Handling the Holiday Season scale

Written by David | Feb 6, 2023 4:24:52 PM

You either love it, or you hate it, but the period between Black Friday and Christmas will forever be the busiest time of the year for the e-commerce world. For our partners and their e-commerce managers, this often involves a huge rush to get tooling, such as Faslet's Size Me Up virtual assistant, up and running. For providers, such as ourselves, this normally means a huge spike in traffic. How do we handle doubling our traffic within a week, without any downtime or huge costs? Let’s break it down below. 

Observability

The most important thing when running a complex system is to make sure that your team is aware when something is wrong. It sounds simple, but too many tech companies don’t have automated error notifications that provide their team the observability required to respond quickly too errors.
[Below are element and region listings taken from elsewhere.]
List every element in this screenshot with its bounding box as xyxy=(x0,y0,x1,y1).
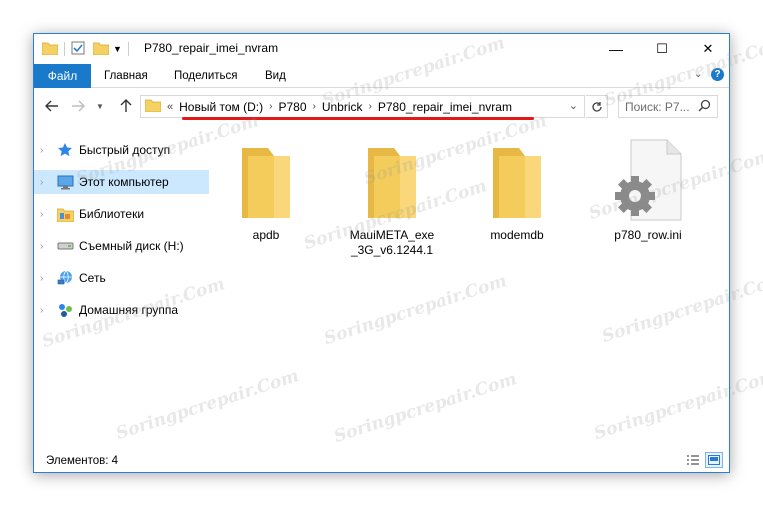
details-view-icon xyxy=(687,455,699,465)
new-folder-icon[interactable] xyxy=(92,41,110,58)
libraries-icon xyxy=(56,206,74,222)
tab-view[interactable]: Вид xyxy=(253,64,298,88)
nav-item-label: Этот компьютер xyxy=(79,175,169,189)
nav-item-label: Библиотеки xyxy=(79,207,145,221)
chevron-right-icon[interactable]: › xyxy=(34,145,52,156)
properties-icon[interactable] xyxy=(71,41,85,58)
search-input[interactable] xyxy=(619,96,695,117)
nav-item-quick-access[interactable]: › Быстрый доступ xyxy=(34,138,209,162)
status-items-count: Элементов: 4 xyxy=(46,455,119,467)
navigation-pane: › Быстрый доступ › Этот компьютер › Библ… xyxy=(34,132,209,447)
details-view-button[interactable] xyxy=(684,452,702,468)
large-icons-view-button[interactable] xyxy=(705,452,723,468)
up-button[interactable] xyxy=(116,96,136,116)
title-bar: ▼ P780_repair_imei_nvram — ☐ ✕ xyxy=(34,34,729,64)
chevron-right-icon[interactable]: › xyxy=(34,305,52,316)
window-title: P780_repair_imei_nvram xyxy=(144,41,279,55)
search-icon[interactable] xyxy=(698,99,711,115)
minimize-button[interactable]: — xyxy=(593,34,639,64)
nav-item-this-pc[interactable]: › Этот компьютер xyxy=(34,170,209,194)
explorer-window: ▼ P780_repair_imei_nvram — ☐ ✕ Файл Глав… xyxy=(33,33,730,473)
removable-drive-icon xyxy=(56,238,74,254)
file-item-modemdb[interactable]: modemdb xyxy=(473,136,561,243)
file-name: p780_row.ini xyxy=(614,228,682,242)
file-item-mauimeta[interactable]: MauiMETA_exe_3G_v6.1244.1 xyxy=(348,136,436,258)
maximize-button[interactable]: ☐ xyxy=(639,34,685,64)
breadcrumb-item-drive[interactable]: Новый том (D:) xyxy=(179,100,263,114)
forward-button[interactable] xyxy=(68,96,88,116)
breadcrumb-item-unbrick[interactable]: Unbrick xyxy=(322,100,363,114)
nav-item-label: Съемный диск (H:) xyxy=(79,239,184,253)
toolbar-divider xyxy=(64,42,65,56)
back-button[interactable] xyxy=(42,96,62,116)
toolbar-divider xyxy=(127,42,129,56)
ribbon-tabs: Файл Главная Поделиться Вид ⌄ ? xyxy=(34,64,729,88)
folder-icon xyxy=(222,136,310,222)
breadcrumb-overflow[interactable]: « xyxy=(167,101,173,113)
file-name: MauiMETA_exe_3G_v6.1244.1 xyxy=(349,228,435,257)
nav-item-label: Сеть xyxy=(79,271,106,285)
breadcrumb-item-current[interactable]: P780_repair_imei_nvram xyxy=(378,100,512,114)
file-name: modemdb xyxy=(490,228,544,242)
folder-icon xyxy=(348,136,436,222)
nav-item-label: Домашняя группа xyxy=(79,303,179,317)
expand-ribbon-icon[interactable]: ⌄ xyxy=(694,69,702,80)
arrow-right-icon xyxy=(72,100,85,112)
breadcrumb-separator[interactable]: › xyxy=(269,101,272,112)
network-icon xyxy=(56,270,74,286)
search-box[interactable] xyxy=(618,95,718,118)
tab-file[interactable]: Файл xyxy=(34,64,91,88)
breadcrumb-item-p780[interactable]: P780 xyxy=(278,100,306,114)
arrow-left-icon xyxy=(45,100,58,112)
folder-icon xyxy=(473,136,561,222)
chevron-right-icon[interactable]: › xyxy=(34,177,52,188)
star-icon xyxy=(56,142,74,158)
file-list: apdb MauiMETA_exe_3G_v6.1244.1 modemdb p… xyxy=(222,130,722,440)
breadcrumb-separator[interactable]: › xyxy=(369,101,372,112)
chevron-right-icon[interactable]: › xyxy=(34,273,52,284)
homegroup-icon xyxy=(56,302,74,318)
nav-item-label: Быстрый доступ xyxy=(79,143,171,157)
address-dropdown-icon[interactable]: ⌄ xyxy=(569,99,578,112)
file-name: apdb xyxy=(252,228,280,242)
nav-item-libraries[interactable]: › Библиотеки xyxy=(34,202,209,226)
help-icon[interactable]: ? xyxy=(711,68,724,81)
recent-locations-button[interactable]: ▼ xyxy=(90,96,110,116)
settings-file-icon xyxy=(604,136,692,222)
file-item-apdb[interactable]: apdb xyxy=(222,136,310,243)
nav-item-removable-drive[interactable]: › Съемный диск (H:) xyxy=(34,234,209,258)
large-icons-view-icon xyxy=(708,455,720,465)
chevron-down-icon: ▼ xyxy=(96,101,104,111)
folder-icon xyxy=(41,41,59,58)
refresh-button[interactable] xyxy=(586,95,608,118)
nav-item-network[interactable]: › Сеть xyxy=(34,266,209,290)
customize-toolbar-icon[interactable]: ▼ xyxy=(113,44,122,54)
breadcrumb: « Новый том (D:) › P780 › Unbrick › P780… xyxy=(141,96,516,117)
close-button[interactable]: ✕ xyxy=(685,34,731,64)
computer-icon xyxy=(56,174,74,190)
view-switcher xyxy=(684,452,723,468)
arrow-up-icon xyxy=(120,99,132,112)
quick-access-toolbar: ▼ xyxy=(41,40,135,58)
file-item-p780-row-ini[interactable]: p780_row.ini xyxy=(604,136,692,243)
chevron-right-icon[interactable]: › xyxy=(34,209,52,220)
tab-home[interactable]: Главная xyxy=(92,64,160,88)
chevron-right-icon[interactable]: › xyxy=(34,241,52,252)
breadcrumb-separator[interactable]: › xyxy=(313,101,316,112)
highlight-underline xyxy=(182,117,534,120)
folder-icon xyxy=(144,98,162,115)
refresh-icon xyxy=(591,101,602,112)
tab-share[interactable]: Поделиться xyxy=(162,64,250,88)
address-bar[interactable]: « Новый том (D:) › P780 › Unbrick › P780… xyxy=(140,95,585,118)
nav-item-homegroup[interactable]: › Домашняя группа xyxy=(34,298,209,322)
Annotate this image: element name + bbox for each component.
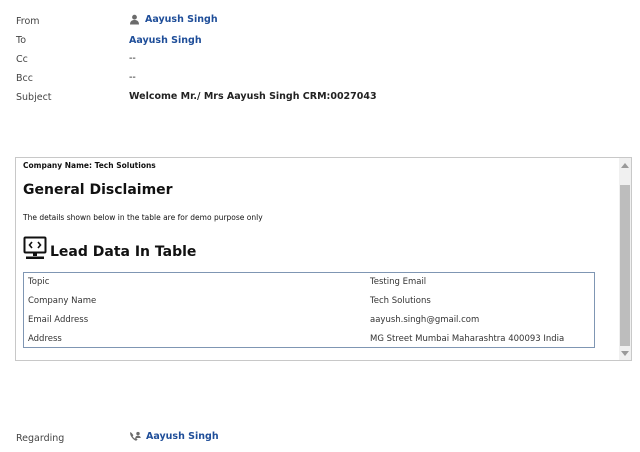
contact-icon [129,431,141,442]
scroll-up-arrow-icon[interactable] [619,158,631,172]
cc-label: Cc [16,54,28,65]
regarding-field[interactable]: Aayush Singh [129,431,219,442]
scroll-thumb[interactable] [620,185,630,346]
table-row: Email Address aayush.singh@gmail.com [24,311,594,330]
table-row: Address MG Street Mumbai Maharashtra 400… [24,330,594,349]
table-cell-value: MG Street Mumbai Maharashtra 400093 Indi… [370,334,565,344]
table-cell-value: Tech Solutions [370,296,431,306]
email-body-frame[interactable]: Company Name: Tech Solutions General Dis… [15,157,632,361]
regarding-label: Regarding [16,433,65,444]
computer-icon [23,236,47,260]
email-body-content: Company Name: Tech Solutions General Dis… [16,158,618,360]
table-row: Topic Testing Email [24,273,594,292]
from-link[interactable]: Aayush Singh [145,14,218,25]
table-row: Company Name Tech Solutions [24,292,594,311]
bcc-label: Bcc [16,73,33,84]
regarding-link[interactable]: Aayush Singh [146,431,219,442]
subject-label: Subject [16,92,52,103]
cc-value: -- [129,53,136,64]
table-cell-key: Email Address [28,315,89,325]
to-link[interactable]: Aayush Singh [129,35,202,46]
table-cell-key: Address [28,334,62,344]
subject-value: Welcome Mr./ Mrs Aayush Singh CRM:002704… [129,91,377,102]
scroll-down-arrow-icon[interactable] [619,346,631,360]
disclaimer-heading: General Disclaimer [23,182,173,198]
from-field[interactable]: Aayush Singh [129,14,218,25]
company-name: Company Name: Tech Solutions [23,161,156,170]
lead-data-table: Topic Testing Email Company Name Tech So… [23,272,595,348]
table-cell-key: Company Name [28,296,97,306]
bcc-value: -- [129,72,136,83]
vertical-scrollbar[interactable] [619,158,631,360]
from-label: From [16,16,40,27]
lead-heading: Lead Data In Table [50,244,197,260]
user-icon [129,14,140,25]
lead-heading-block: Lead Data In Table [23,236,196,260]
to-label: To [16,35,27,46]
table-cell-value: Testing Email [370,277,427,287]
table-cell-key: Topic [28,277,50,287]
table-cell-value: aayush.singh@gmail.com [370,315,480,325]
disclaimer-text: The details shown below in the table are… [23,213,263,222]
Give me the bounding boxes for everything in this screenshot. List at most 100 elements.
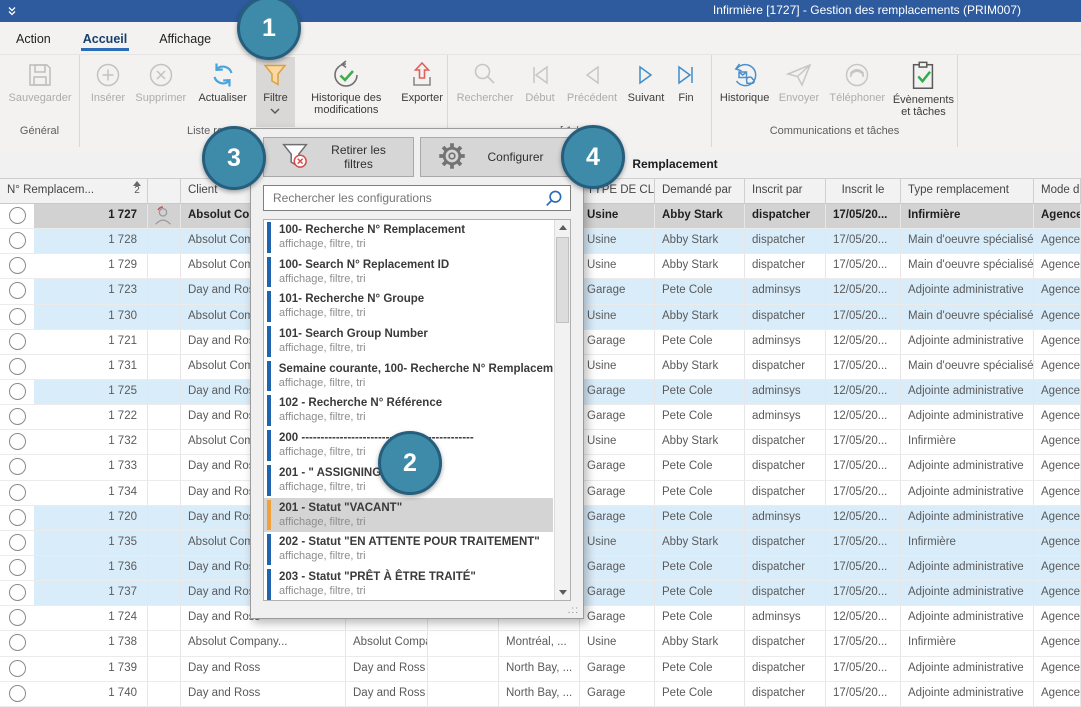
config-item[interactable]: 203 - Statut "PRÊT À ÊTRE TRAITÉ"afficha… <box>264 567 553 601</box>
row-radio[interactable] <box>0 254 34 278</box>
radio-circle[interactable] <box>9 458 26 475</box>
table-row[interactable]: 1 740Day and RossDay and RossNorth Bay, … <box>0 682 1081 707</box>
row-radio[interactable] <box>0 657 34 681</box>
scrollbar-thumb[interactable] <box>556 237 569 323</box>
column-header-type_rempl[interactable]: Type remplacement <box>901 179 1034 203</box>
config-list-scrollbar[interactable] <box>554 220 570 600</box>
row-radio[interactable] <box>0 581 34 605</box>
column-header-mode[interactable]: Mode d'as <box>1034 179 1081 203</box>
cell-type_rempl: Adjointe administrative <box>901 455 1034 479</box>
cell-inscrit_par: adminsys <box>745 506 826 530</box>
insert-button[interactable]: Insérer <box>84 57 132 127</box>
quick-access-icon[interactable] <box>6 5 18 17</box>
row-radio[interactable] <box>0 506 34 530</box>
config-search-input[interactable] <box>264 186 570 210</box>
radio-circle[interactable] <box>9 308 26 325</box>
next-button[interactable]: Suivant <box>622 57 670 127</box>
config-item[interactable]: 102 - Recherche N° Référenceaffichage, f… <box>264 393 553 428</box>
radio-circle[interactable] <box>9 383 26 400</box>
column-header-empty[interactable] <box>148 179 181 203</box>
history-button[interactable]: Historique <box>716 57 773 127</box>
config-item[interactable]: 100- Search N° Replacement IDaffichage, … <box>264 255 553 290</box>
config-item[interactable]: 201 - Statut "VACANT"affichage, filtre, … <box>264 498 553 533</box>
refresh-button[interactable]: Actualiser <box>190 57 256 127</box>
resize-grip[interactable]: .:: <box>568 605 579 616</box>
radio-circle[interactable] <box>9 609 26 626</box>
save-button[interactable]: Sauvegarder <box>4 57 76 127</box>
radio-circle[interactable] <box>9 207 26 224</box>
export-button[interactable]: Exporter <box>397 57 447 127</box>
row-radio[interactable] <box>0 606 34 630</box>
table-row[interactable]: 1 738Absolut Company...Absolut Compa...M… <box>0 631 1081 656</box>
row-radio[interactable] <box>0 279 34 303</box>
first-button[interactable]: Début <box>518 57 562 127</box>
radio-circle[interactable] <box>9 584 26 601</box>
configure-button[interactable]: Configurer <box>420 137 571 177</box>
column-header-inscrit_par[interactable]: Inscrit par <box>745 179 826 203</box>
column-header-num[interactable]: N° Remplacem...2 <box>0 179 148 203</box>
row-radio[interactable] <box>0 355 34 379</box>
row-radio[interactable] <box>0 430 34 454</box>
radio-circle[interactable] <box>9 257 26 274</box>
row-radio[interactable] <box>0 330 34 354</box>
row-radio[interactable] <box>0 455 34 479</box>
previous-button[interactable]: Précédent <box>562 57 622 127</box>
row-radio[interactable] <box>0 305 34 329</box>
cell-type_cli: Garage <box>580 657 655 681</box>
radio-circle[interactable] <box>9 232 26 249</box>
radio-circle[interactable] <box>9 282 26 299</box>
search-button[interactable]: Rechercher <box>452 57 518 127</box>
config-item[interactable]: 202 - Statut "EN ATTENTE POUR TRAITEMENT… <box>264 532 553 567</box>
tab-action[interactable]: Action <box>14 26 53 51</box>
tab-affichage[interactable]: Affichage <box>157 26 213 51</box>
cell-type_cli: Garage <box>580 506 655 530</box>
tab-accueil[interactable]: Accueil <box>81 26 129 51</box>
row-radio[interactable] <box>0 556 34 580</box>
column-header-inscrit_le[interactable]: Inscrit le <box>826 179 901 203</box>
cell-icon <box>148 606 181 630</box>
row-radio[interactable] <box>0 531 34 555</box>
row-radio[interactable] <box>0 204 34 228</box>
scroll-up-button[interactable] <box>555 220 570 236</box>
radio-circle[interactable] <box>9 433 26 450</box>
filter-button[interactable]: Filtre <box>256 57 296 127</box>
config-item[interactable]: 101- Recherche N° Groupeaffichage, filtr… <box>264 289 553 324</box>
radio-circle[interactable] <box>9 333 26 350</box>
cell-mode: Agence <box>1034 204 1081 228</box>
config-item[interactable]: Semaine courante, 100- Recherche N° Remp… <box>264 359 553 394</box>
radio-circle[interactable] <box>9 559 26 576</box>
send-button[interactable]: Envoyer <box>773 57 824 127</box>
table-row[interactable]: 1 739Day and RossDay and RossNorth Bay, … <box>0 657 1081 682</box>
cell-type_cli: Usine <box>580 355 655 379</box>
modification-history-button[interactable]: Historique des modifications <box>295 57 397 127</box>
column-header-demande_par[interactable]: Demandé par <box>655 179 745 203</box>
radio-circle[interactable] <box>9 634 26 651</box>
remove-filters-button[interactable]: Retirer les filtres <box>263 137 414 177</box>
radio-circle[interactable] <box>9 484 26 501</box>
radio-circle[interactable] <box>9 358 26 375</box>
cell-num: 1 737 <box>34 581 148 605</box>
cell-type_cli: Garage <box>580 405 655 429</box>
events-tasks-button[interactable]: Évènements et tâches <box>890 57 957 127</box>
config-item[interactable]: 101- Search Group Numberaffichage, filtr… <box>264 324 553 359</box>
cell-type_cli: Garage <box>580 556 655 580</box>
menu-bar: Action Accueil Affichage <box>0 22 1081 55</box>
radio-circle[interactable] <box>9 509 26 526</box>
phone-button[interactable]: Téléphoner <box>825 57 890 127</box>
row-radio[interactable] <box>0 631 34 655</box>
radio-circle[interactable] <box>9 408 26 425</box>
cell-mode: Agence <box>1034 606 1081 630</box>
row-radio[interactable] <box>0 481 34 505</box>
radio-circle[interactable] <box>9 534 26 551</box>
radio-circle[interactable] <box>9 660 26 677</box>
row-radio[interactable] <box>0 380 34 404</box>
config-title: 200 ------------------------------------… <box>279 431 474 446</box>
last-button[interactable]: Fin <box>670 57 702 127</box>
row-radio[interactable] <box>0 229 34 253</box>
scroll-down-button[interactable] <box>555 584 570 600</box>
row-radio[interactable] <box>0 682 34 706</box>
delete-button[interactable]: Supprimer <box>132 57 190 127</box>
radio-circle[interactable] <box>9 685 26 702</box>
config-item[interactable]: 100- Recherche N° Remplacementaffichage,… <box>264 220 553 255</box>
row-radio[interactable] <box>0 405 34 429</box>
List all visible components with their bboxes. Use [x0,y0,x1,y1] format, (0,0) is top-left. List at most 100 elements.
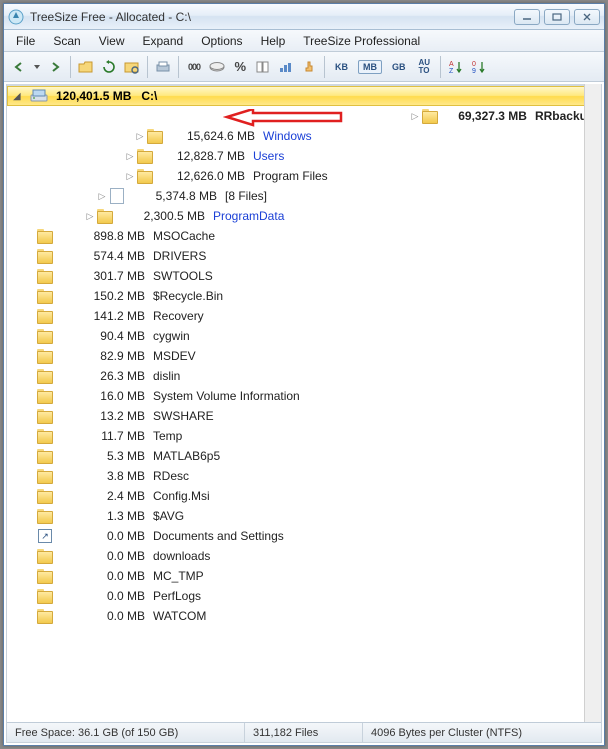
svg-text:0: 0 [472,61,476,68]
tree-row[interactable]: ▷16.0 MBSystem Volume Information [7,386,601,406]
tree-rows: ▷69,327.3 MBRRbackups▷15,624.6 MBWindows… [7,106,601,626]
expand-icon: ▷ [25,491,35,502]
tree-row[interactable]: ▷0.0 MBPerfLogs [7,586,601,606]
explorer-button[interactable] [121,56,143,78]
chart-button[interactable] [275,56,297,78]
row-size: 0.0 MB [55,529,151,543]
back-button[interactable] [8,56,30,78]
row-name: WATCOM [151,609,206,623]
refresh-button[interactable] [98,56,120,78]
folder-icon [37,589,53,603]
scrollbar[interactable] [584,84,601,722]
tree-row[interactable]: ▷90.4 MBcygwin [7,326,601,346]
tree-row[interactable]: ▷0.0 MBWATCOM [7,606,601,626]
tree-row[interactable]: ▷11.7 MBTemp [7,426,601,446]
expand-icon: ▷ [25,611,35,622]
touch-button[interactable] [298,56,320,78]
allocated-mode-button[interactable] [206,56,228,78]
expand-icon[interactable]: ▷ [135,131,145,142]
close-button[interactable] [574,9,600,25]
tree-row[interactable]: ▷3.8 MBRDesc [7,466,601,486]
tree-row[interactable]: ▷2,300.5 MBProgramData [7,206,601,226]
minimize-button[interactable] [514,9,540,25]
expand-icon: ▷ [25,311,35,322]
tree-row[interactable]: ▷5.3 MBMATLAB6p5 [7,446,601,466]
percent-mode-button[interactable]: % [229,56,251,78]
collapse-icon[interactable]: ◢ [12,91,22,102]
unit-auto-button[interactable]: AU TO [413,56,437,78]
folder-icon [37,369,53,383]
tree-row[interactable]: ▷0.0 MBdownloads [7,546,601,566]
unit-mb-button[interactable]: MB [355,56,385,78]
forward-button[interactable] [44,56,66,78]
expand-icon[interactable]: ▷ [125,151,135,162]
sort-az-button[interactable]: AZ [445,56,467,78]
folder-icon [147,129,163,143]
row-size: 0.0 MB [55,589,151,603]
tree-row[interactable]: ▷12,828.7 MBUsers [7,146,601,166]
expand-icon: ▷ [25,351,35,362]
tree-row[interactable]: ▷2.4 MBConfig.Msi [7,486,601,506]
tree-row[interactable]: ▷0.0 MBMC_TMP [7,566,601,586]
unit-kb-button[interactable]: KB [329,56,354,78]
menu-help[interactable]: Help [253,32,294,50]
folder-icon [97,209,113,223]
app-icon [8,9,24,25]
tree-row[interactable]: ▷ 82.9 MBMSDEV [7,346,601,366]
folder-icon [37,409,53,423]
sort-09-button[interactable]: 09 [468,56,490,78]
expand-icon: ▷ [25,251,35,262]
back-dropdown[interactable] [31,56,43,78]
tree-view[interactable]: ◢ 120,401.5 MB C:\ ▷69,327.3 MBRRbackups… [7,84,601,722]
titlebar[interactable]: TreeSize Free - Allocated - C:\ [4,4,604,30]
menu-options[interactable]: Options [193,32,250,50]
tree-row[interactable]: ▷15,624.6 MBWindows [7,126,601,146]
window-title: TreeSize Free - Allocated - C:\ [30,10,514,24]
tree-row[interactable]: ▷12,626.0 MBProgram Files [7,166,601,186]
toolbar: 000 % KB MB GB AU TO AZ 09 [4,52,604,82]
row-name: MC_TMP [151,569,204,583]
tree-row[interactable]: ▷26.3 MBdislin [7,366,601,386]
expand-icon: ▷ [25,571,35,582]
tree-row[interactable]: ▷574.4 MBDRIVERS [7,246,601,266]
tree-row[interactable]: ▷301.7 MBSWTOOLS [7,266,601,286]
row-name: Windows [261,129,312,143]
folder-icon [37,449,53,463]
tree-row[interactable]: ▷↗0.0 MBDocuments and Settings [7,526,601,546]
expand-icon[interactable]: ▷ [85,211,95,222]
tree-row[interactable]: ▷150.2 MB$Recycle.Bin [7,286,601,306]
tree-row[interactable]: ▷69,327.3 MBRRbackups [7,106,601,126]
tree-row[interactable]: ▷898.8 MBMSOCache [7,226,601,246]
row-size: 150.2 MB [55,289,151,303]
expand-icon[interactable]: ▷ [97,191,107,202]
expand-icon: ▷ [25,591,35,602]
row-size: 2,300.5 MB [115,209,211,223]
menu-file[interactable]: File [8,32,43,50]
filecount-button[interactable] [252,56,274,78]
size-mode-button[interactable]: 000 [183,56,205,78]
unit-gb-button[interactable]: GB [386,56,412,78]
open-folder-button[interactable] [75,56,97,78]
row-name: MSDEV [151,349,196,363]
folder-icon [37,309,53,323]
row-name: [8 Files] [223,189,267,203]
tree-row[interactable]: ▷13.2 MBSWSHARE [7,406,601,426]
expand-icon: ▷ [25,431,35,442]
folder-icon [137,149,153,163]
row-size: 82.9 MB [55,349,151,363]
expand-icon: ▷ [25,451,35,462]
print-button[interactable] [152,56,174,78]
row-name: RDesc [151,469,189,483]
tree-row[interactable]: ▷1.3 MB$AVG [7,506,601,526]
menu-view[interactable]: View [91,32,133,50]
tree-row[interactable]: ▷141.2 MBRecovery [7,306,601,326]
root-drive-row[interactable]: ◢ 120,401.5 MB C:\ [7,86,601,106]
row-size: 898.8 MB [55,229,151,243]
expand-icon[interactable]: ▷ [410,111,420,122]
menu-expand[interactable]: Expand [135,32,192,50]
menu-treesize-pro[interactable]: TreeSize Professional [295,32,428,50]
tree-row[interactable]: ▷5,374.8 MB[8 Files] [7,186,601,206]
maximize-button[interactable] [544,9,570,25]
menu-scan[interactable]: Scan [45,32,88,50]
expand-icon[interactable]: ▷ [125,171,135,182]
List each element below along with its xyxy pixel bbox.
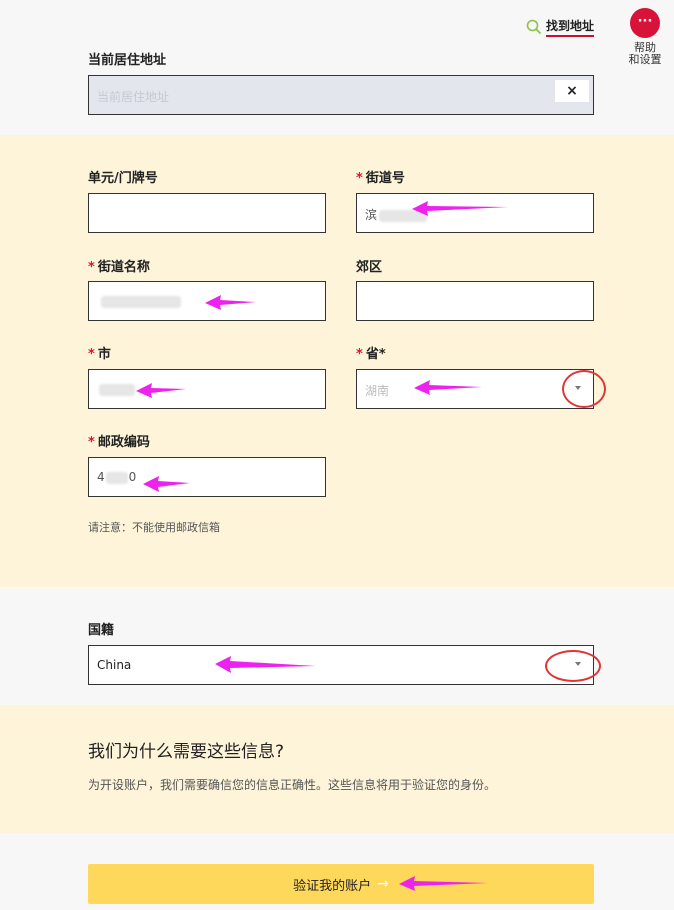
annotation-arrow <box>136 383 186 398</box>
annotation-arrow <box>143 476 190 492</box>
annotation-arrow <box>414 380 482 395</box>
annotation-arrow <box>399 876 488 891</box>
annotation-arrow <box>215 656 316 673</box>
annotation-arrows <box>136 201 508 891</box>
annotation-arrow <box>205 295 256 310</box>
annotation-arrow <box>412 201 508 216</box>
At Faslet, we receive slack notifications for every system error and automated high priority emails whenever the system isn’t responding. This ensures that we know the status of our system at any given moment.

Risk minimization

Although we trust our continuous deployment process and automated testing to make sure everything works, bugs happen, and things can randomly fail. We’re normally more than happy to release to production on a Friday evening, but in times of huge load such as the week running up to Black Friday, we tend to avoid releases in busier times. We’ll often finish a piece of work, and then release it a bit earlier the next morning when traffic is lower. This means on the off chance that something does go wrong, fewer end-users are impacted, and we can also enjoy our evenings. Work-life balance is very important!

Backend services

Now for the nitty, gritty, tech-stuff. Since day one, Faslet has used ECS, which is Amazon’s docker container service. This allows us to easily run our system in the cloud. Over time, we’ve split a single monolithic backend in ECS into AWS Lambdas (Cloud functions), with ECS acting as a gateway. Since Lambdas scale automatically, this is the right choice when you have a sharp increase in traffic. ECS, however, requires a bit more work. Right before Black Friday week, we ramped up the auto-scaling on our ECS cluster. And boy, was it needed! Our traffic doubled in that week from our previous peak. Because of the combination of a scaled up gateway and lambdas handling many calls, we barely noticed. Even on Black Friday itself, our response times were less than 200ms, and we noticed no service degradation at all.

A brief respite

As was always the plan, we’ve moved away from ECS and are now entirely running on Lambdas. We did this the week after Black Friday, to avoid affecting too many end users. Changing something this core to the architecture of your application is basically a guarantee for downtime, but we managed to keep it down to a few minutes early in the morning, minimizing the negative impact. Now with only Lambdas left, we’re ready to scale our traffic ten fold!

Databases

As mentioned before, Faslet uses AWS Aurora Serverless for our primary database provider. The reason for that is that it’s faster, cheaper, more reliable and more scalable than something a small team can manage on their own. As such, we actually didn’t have to do anything. The database didn’t even need to scale to handle the ton of traffic we threw at it.

Conclusion

In summary, scaling is hard, but can be made easier by good practices, and smart technology choices. Make sure your team has good observability and knows the status of their services at any moment. Embrace CI/CD, but don’t take unnecessary risks, no one wants to fix random deployment failures at 6pm on Christmas Eve! Unless it’s a critical fix, wait until the next workday morning/week. Use tech that scales easily. If you can use cloud functions from the start, do it. Serverless databases are underutilized, and save a ton of maintenance overhead.